Mosquitoes will help to put implants in human brains

Mosquitoes will help to put implants in human brains

Ordinary wire implants inserted in the brain, hard enough to damage our main body; but more soft materials, which scientists are now testing, on the contrary bend and enter them in the jelly-like mass of the brain is not so simple. And then came to the aid of mosquitoes.

“Until now, researchers for the most part is inserted a solid metal device in a jelly-like material of the brain, and this can cause big problems,” says Jeffrey Capadona, Professor of biomedical engineering from the University of Case Western Reserve in Cleveland. “But we believe we found the solution. And he can thank the mosquitoes”.

Similar brain microelectrodes have the potential to treat people with neurological disorders and for our understanding of the brain.

The first new technique invented by Andrew Shoffstall, he is the main author of an article published in the journal Scientific Reports.

Shoffstall were interested in how mosquitoes bite humans and other mammals.

Mosquitoes “micropile to cut the skin, widening the wound and put the trunk c by means of the guide. And I thought: why not to try also neuroimplants?”, says Shoffstall.

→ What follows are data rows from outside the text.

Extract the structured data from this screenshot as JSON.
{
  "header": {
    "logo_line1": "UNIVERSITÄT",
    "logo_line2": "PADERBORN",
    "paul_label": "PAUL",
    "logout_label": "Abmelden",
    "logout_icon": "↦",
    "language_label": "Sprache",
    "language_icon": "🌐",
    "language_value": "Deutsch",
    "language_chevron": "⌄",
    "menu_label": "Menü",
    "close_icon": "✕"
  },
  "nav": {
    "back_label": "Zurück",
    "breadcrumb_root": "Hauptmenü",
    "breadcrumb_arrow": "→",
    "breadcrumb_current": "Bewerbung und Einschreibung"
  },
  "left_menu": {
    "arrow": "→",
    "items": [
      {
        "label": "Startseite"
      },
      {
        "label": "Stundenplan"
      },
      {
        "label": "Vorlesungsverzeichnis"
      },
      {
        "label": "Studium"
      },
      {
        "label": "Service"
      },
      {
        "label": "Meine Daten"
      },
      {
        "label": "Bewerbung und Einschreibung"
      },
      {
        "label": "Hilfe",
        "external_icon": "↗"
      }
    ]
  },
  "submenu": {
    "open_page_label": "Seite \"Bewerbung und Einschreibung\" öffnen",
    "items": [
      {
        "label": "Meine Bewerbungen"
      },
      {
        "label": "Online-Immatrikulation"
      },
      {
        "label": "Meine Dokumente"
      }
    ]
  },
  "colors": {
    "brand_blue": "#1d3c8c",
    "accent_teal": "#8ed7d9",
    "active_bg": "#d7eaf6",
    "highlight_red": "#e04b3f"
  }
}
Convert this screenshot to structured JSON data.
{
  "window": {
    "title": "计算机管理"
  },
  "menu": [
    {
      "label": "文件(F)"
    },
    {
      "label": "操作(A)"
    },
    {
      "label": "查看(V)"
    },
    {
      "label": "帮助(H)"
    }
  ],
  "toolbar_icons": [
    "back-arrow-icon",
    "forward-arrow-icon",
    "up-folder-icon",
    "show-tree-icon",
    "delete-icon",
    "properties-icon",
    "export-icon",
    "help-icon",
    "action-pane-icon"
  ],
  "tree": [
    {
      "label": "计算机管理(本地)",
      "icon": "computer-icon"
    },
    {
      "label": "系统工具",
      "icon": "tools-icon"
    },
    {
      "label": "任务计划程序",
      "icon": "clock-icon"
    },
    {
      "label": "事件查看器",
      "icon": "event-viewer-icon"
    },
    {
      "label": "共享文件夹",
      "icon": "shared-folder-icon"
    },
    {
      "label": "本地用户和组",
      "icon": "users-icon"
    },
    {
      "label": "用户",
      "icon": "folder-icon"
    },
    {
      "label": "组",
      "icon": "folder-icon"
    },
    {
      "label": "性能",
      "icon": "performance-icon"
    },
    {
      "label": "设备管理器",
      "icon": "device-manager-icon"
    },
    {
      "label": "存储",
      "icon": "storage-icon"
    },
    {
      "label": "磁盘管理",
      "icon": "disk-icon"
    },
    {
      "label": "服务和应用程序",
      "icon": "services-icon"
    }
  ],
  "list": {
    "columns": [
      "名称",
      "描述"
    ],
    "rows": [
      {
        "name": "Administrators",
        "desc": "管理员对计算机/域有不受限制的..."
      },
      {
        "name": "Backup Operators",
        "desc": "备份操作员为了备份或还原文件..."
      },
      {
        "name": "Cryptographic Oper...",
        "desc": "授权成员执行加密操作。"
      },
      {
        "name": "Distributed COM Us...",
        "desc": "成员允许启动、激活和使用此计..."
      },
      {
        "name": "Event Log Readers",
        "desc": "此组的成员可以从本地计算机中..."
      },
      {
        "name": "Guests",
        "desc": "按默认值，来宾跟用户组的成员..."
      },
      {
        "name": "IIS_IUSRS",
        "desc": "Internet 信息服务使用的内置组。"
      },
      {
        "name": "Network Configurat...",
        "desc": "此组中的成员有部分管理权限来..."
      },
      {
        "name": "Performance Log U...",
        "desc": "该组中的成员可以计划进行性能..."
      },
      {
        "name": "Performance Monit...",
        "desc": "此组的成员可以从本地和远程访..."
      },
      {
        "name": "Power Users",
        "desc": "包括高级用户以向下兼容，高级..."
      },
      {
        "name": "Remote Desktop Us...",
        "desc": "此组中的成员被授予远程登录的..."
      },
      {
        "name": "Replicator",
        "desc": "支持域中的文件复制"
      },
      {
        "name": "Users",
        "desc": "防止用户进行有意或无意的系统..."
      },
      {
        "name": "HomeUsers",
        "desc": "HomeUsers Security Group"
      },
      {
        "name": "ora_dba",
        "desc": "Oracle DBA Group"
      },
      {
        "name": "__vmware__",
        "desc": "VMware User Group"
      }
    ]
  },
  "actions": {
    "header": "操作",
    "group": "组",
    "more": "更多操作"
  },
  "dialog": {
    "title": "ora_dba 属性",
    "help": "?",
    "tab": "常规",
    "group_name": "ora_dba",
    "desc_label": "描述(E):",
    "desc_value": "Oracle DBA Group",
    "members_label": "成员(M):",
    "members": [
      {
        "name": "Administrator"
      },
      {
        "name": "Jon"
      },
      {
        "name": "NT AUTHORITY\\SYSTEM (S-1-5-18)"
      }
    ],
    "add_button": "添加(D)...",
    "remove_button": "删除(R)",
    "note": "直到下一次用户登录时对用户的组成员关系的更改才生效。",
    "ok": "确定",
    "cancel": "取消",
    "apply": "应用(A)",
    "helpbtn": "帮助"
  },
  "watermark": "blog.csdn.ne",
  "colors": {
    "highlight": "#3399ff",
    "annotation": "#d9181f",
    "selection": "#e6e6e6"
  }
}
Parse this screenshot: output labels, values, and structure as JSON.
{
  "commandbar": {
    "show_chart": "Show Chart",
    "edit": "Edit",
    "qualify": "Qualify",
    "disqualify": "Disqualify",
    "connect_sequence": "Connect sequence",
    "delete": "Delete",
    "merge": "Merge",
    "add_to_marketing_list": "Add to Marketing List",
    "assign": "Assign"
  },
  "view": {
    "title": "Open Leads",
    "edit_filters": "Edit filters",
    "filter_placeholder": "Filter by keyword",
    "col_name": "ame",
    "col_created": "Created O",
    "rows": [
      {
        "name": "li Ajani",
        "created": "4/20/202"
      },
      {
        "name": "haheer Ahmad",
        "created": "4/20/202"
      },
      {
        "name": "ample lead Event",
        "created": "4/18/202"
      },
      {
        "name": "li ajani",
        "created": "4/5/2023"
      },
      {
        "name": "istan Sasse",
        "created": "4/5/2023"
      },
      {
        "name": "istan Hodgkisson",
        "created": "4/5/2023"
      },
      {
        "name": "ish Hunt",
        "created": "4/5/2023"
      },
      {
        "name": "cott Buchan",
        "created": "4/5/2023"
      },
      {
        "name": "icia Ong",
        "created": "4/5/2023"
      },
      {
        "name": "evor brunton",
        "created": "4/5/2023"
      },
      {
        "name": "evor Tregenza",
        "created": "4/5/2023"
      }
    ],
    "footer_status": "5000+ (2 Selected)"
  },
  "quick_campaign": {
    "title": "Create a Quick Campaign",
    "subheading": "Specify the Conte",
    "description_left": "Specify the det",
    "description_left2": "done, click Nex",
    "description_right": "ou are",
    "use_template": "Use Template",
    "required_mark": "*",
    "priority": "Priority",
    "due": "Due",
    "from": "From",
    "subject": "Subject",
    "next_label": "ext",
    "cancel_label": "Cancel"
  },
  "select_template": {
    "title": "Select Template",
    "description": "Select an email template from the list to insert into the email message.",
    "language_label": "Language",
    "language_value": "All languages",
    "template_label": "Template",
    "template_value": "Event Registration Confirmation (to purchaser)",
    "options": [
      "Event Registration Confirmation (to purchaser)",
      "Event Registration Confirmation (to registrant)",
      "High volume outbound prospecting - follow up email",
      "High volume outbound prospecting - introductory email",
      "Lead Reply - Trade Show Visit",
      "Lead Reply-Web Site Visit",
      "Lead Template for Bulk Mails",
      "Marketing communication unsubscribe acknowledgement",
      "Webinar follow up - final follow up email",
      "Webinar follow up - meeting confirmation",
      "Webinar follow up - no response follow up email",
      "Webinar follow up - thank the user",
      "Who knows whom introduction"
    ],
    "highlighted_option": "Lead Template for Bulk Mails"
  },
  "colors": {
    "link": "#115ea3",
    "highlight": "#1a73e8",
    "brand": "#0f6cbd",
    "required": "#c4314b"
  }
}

So scientists did. Researchers have created a prototype of the guide tool implant in the brain and printed on a 3D printer device, a small plastic disc with a hole.

Thus, scientists have borrowed from the mosquito only one process — guiding along the probe — but without the drinking and the extension of the wound.

This seems to be not too impressive instrument — even low-tech, in fact — is already helping researchers in the laboratory of the University of safely inserting a flexible probe into the brain.